Князь Вяземский говорит: «Желательно, чтобы искусная рука, водимая вкусом и беспристрастием, собрала избранные творения Державина. С сею книжкою могли бы мы смело вызвать на единоборство славнейших лириков всех веков, всех народов, не опасаясь победителя». Не можем согласиться с сею мыслью, ибо, как мы уже сказали, Державин поэт не на выдержку. Поэзию его можно уподобить долине цветущей и дикой, с снежными вершинами гор и дремучими лесами окрест ее. Несколько дерев, несколько Цветов, вынесенных из сей долины, не покажут вам ее дикой, высокой прелести.

Итак, нам остается идти в эту очаровательную долину, осмотреть ее величественную общность, ее изумительные подробности, и не думать о классификациях там, где природа разбивала красоты не по шнурку и уровню. Надобно обозначить сущность поэзии Державина и отличия его от других поэтов — остальное будет понятно из этого.

Восторг самодовольный, жар души, сила и живопись слова — вот отличительные свойства содержаний Державина. Неистощимая яркость изображений не допускала его возноситься выше земли. Не ищите в Державине тайн неразгаданных, не ищите стремления к тому, чего человек не понимает, но что он чувствует и сознает в самом себе: Державин изумляет вас полнотой, с какой он весь проникается каждым предметом и воссоздает сей предмет в самом себе и своем творении. Гений Державина носит все отпечатки русского характера: увлекаемость, самодовольство, силу. В душу его не проникают ни испытующая отвлеченность германца, ни отчаянная безнадежность британца. Также недоступна ему веселая беззаботность француза: в самом веселье это разгульность русская, которая не веселится, не хочет забываться.

Возьмите для примера оду «Бог».

В полноте восторга поэт взывает к богу, исчисляет его свойства — превечный, без места и причины, непостижимый, всенаполняющий — бог! — измерить, исчислить тебя невозможно,— ты бесконечный, вездесущий! Все в тебе — жизнь и смерть, и все ничто перед тобою — и что же я? — Но я есмь, и я уже нечто — связь неба и земли. Твое создание я, и через смерть возвращаюсь в твое бессмертие! Бессильный начертать и тень твою — возвышаюсь к тебе и проливаю слезы благодарности.

Вот скелет, так сказать, тех идей, на которых основана ода «Бог». Облеченная поэтическими формами, усыпанная алмазами и перлами слова, показывающая удивительное самодовольство, совершенное соединение поэта с идеею — она удовлетворяет полнотой, и вы не заметите, как недостаточно, неудовлетворительно ее основание.

Возьмем другой пример: торжественную оду, например, «На взятие Измаила»[31].

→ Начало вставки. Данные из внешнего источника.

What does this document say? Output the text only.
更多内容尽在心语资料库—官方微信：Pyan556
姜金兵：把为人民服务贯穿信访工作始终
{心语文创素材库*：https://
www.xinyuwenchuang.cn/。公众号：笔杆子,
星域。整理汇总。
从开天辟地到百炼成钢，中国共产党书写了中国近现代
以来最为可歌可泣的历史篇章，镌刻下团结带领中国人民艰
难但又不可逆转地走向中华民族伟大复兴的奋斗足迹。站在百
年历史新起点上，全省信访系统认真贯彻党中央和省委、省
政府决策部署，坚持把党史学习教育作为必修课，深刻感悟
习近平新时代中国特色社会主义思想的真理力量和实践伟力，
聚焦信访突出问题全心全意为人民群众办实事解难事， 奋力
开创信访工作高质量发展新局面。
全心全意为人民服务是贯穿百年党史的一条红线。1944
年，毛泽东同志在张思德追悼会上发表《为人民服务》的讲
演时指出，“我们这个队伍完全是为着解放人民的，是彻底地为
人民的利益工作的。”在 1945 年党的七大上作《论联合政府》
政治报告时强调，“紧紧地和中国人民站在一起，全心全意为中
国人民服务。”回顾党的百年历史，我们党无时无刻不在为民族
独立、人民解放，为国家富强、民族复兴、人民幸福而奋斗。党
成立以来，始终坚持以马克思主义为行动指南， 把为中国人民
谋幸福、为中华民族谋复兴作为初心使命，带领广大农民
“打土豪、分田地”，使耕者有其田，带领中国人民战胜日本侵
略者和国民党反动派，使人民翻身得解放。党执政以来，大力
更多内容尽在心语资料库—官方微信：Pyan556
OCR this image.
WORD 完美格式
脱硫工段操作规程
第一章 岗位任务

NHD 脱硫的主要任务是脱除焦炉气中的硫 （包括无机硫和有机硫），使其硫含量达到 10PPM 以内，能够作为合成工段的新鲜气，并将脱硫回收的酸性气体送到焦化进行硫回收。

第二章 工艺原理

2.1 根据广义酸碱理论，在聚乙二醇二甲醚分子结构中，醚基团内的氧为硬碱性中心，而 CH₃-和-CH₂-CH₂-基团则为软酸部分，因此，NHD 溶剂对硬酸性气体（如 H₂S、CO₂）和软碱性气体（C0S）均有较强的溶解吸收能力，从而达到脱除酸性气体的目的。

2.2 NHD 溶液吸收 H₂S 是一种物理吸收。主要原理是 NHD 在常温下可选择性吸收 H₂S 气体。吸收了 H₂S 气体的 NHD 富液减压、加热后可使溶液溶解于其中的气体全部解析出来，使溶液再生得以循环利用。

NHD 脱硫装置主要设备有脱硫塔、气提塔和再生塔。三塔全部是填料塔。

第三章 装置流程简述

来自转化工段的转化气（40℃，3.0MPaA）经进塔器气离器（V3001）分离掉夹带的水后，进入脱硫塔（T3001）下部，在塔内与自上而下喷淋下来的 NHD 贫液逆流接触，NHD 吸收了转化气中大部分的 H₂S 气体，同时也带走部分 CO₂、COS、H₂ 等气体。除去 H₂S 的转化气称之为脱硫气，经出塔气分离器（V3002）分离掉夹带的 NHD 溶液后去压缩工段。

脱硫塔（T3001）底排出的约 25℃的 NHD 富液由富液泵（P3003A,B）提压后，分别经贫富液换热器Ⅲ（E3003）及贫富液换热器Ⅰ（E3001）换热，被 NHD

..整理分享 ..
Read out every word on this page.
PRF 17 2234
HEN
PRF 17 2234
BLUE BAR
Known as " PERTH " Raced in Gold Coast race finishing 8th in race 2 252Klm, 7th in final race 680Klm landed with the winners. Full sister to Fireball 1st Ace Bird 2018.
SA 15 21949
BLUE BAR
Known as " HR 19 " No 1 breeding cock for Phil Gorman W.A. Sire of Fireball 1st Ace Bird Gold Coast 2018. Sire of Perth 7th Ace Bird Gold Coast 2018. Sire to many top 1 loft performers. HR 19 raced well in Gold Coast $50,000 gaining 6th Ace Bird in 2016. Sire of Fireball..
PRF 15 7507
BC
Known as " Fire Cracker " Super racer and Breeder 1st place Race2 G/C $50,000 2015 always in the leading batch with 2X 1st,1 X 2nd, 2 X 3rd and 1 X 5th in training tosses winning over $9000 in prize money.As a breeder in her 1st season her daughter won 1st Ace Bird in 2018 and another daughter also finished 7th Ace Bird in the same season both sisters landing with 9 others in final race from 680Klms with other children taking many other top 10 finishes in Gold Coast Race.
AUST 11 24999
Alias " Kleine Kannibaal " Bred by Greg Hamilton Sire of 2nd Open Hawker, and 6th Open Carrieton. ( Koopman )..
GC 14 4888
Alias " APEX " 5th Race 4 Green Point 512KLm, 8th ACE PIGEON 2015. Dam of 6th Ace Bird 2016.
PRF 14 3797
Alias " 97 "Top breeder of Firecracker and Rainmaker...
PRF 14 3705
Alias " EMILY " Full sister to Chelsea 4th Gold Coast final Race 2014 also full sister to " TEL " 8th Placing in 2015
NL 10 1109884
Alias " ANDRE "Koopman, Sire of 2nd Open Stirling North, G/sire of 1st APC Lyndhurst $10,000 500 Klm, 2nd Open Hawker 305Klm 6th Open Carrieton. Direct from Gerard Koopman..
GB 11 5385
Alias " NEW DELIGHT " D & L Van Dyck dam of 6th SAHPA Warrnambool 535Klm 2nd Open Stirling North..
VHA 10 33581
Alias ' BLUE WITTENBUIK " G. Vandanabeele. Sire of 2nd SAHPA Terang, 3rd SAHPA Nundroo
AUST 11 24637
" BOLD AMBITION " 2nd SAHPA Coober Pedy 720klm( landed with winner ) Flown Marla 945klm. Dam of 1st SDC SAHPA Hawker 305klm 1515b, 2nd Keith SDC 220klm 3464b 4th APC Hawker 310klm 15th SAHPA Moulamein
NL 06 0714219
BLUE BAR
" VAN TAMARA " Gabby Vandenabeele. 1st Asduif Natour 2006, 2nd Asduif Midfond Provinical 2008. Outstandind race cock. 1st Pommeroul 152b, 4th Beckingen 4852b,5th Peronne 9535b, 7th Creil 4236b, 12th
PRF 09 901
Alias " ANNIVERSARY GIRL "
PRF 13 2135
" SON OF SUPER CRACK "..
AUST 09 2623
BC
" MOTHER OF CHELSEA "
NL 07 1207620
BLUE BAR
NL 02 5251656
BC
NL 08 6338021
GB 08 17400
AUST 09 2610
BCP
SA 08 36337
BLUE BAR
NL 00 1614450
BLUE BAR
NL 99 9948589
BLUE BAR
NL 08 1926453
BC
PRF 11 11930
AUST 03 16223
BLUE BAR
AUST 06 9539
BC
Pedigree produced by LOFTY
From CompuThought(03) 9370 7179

Огнедышащей горе уподобляется подвиг русских под Измаилом.— И где русский не таков? Вождь рек — и Измаил пал! Как волны потекли русские на его твердыни — под знаменьем веры и любви к царице — ужасное зрелище! Вообрази себе бурю — вообрази последний день мира — ее, изображение подвига русских! Опустошение всюду — осада Тира[32] ничто пред взятием Измаила. Уверьтесь, языки, что велика судьба Руси! — Следует изображение прежних бедствий Руси, и нынешней ее славы, и будущей судьбы ее. Обращение к царице Руси — щадить силу народа русского. «Цари России!» — восклицает поэт:

Умейте дать ему вы льготу,

К делам великим дух, охоту

И правотой сердца пленить.

Вы можете его рукою,

Всегда, войной и не войною,

Весь мир себя заставить чтить.

Война, как северно сиянье,

Лишь удивляет чернь одну:

Как светлой радуги блистанье,

Всяк мудрый любит тишину...


Желание мира; утешение потерявшим милых в Измаильском подвиге — бессмертие падшим!

Прочтите это творение Державина, посмотрите, как великолепны его картины, как горд, самоуверен в нем поэт, и ничто, никакое преувеличение не покажется вам излишним в этой поэме, состоящей почти из 400 стихов и по самому объему выходящей из числа од.

Но хотите ли убедиться в означенных нами качествах Державина еще более? Прочтите его бессмертную элегию «Водопад». Эта поэма, заключающая в себе до 450 стихов, докажет вам, что Державин, совершенно увлекаясь предметом, совершенно воссоздал его в самом себе, выражал со всей силой души высокой и пламенной и радужными образами расцвечал все свои идеи. Тут вся прошедшая жизнь поэта мелькала мимо его, сливались воспоминания, забывался род творения; голос поэта переходил по всем изгибам сердца его и являлся самобытным и неподражаемым в высочайшей степени.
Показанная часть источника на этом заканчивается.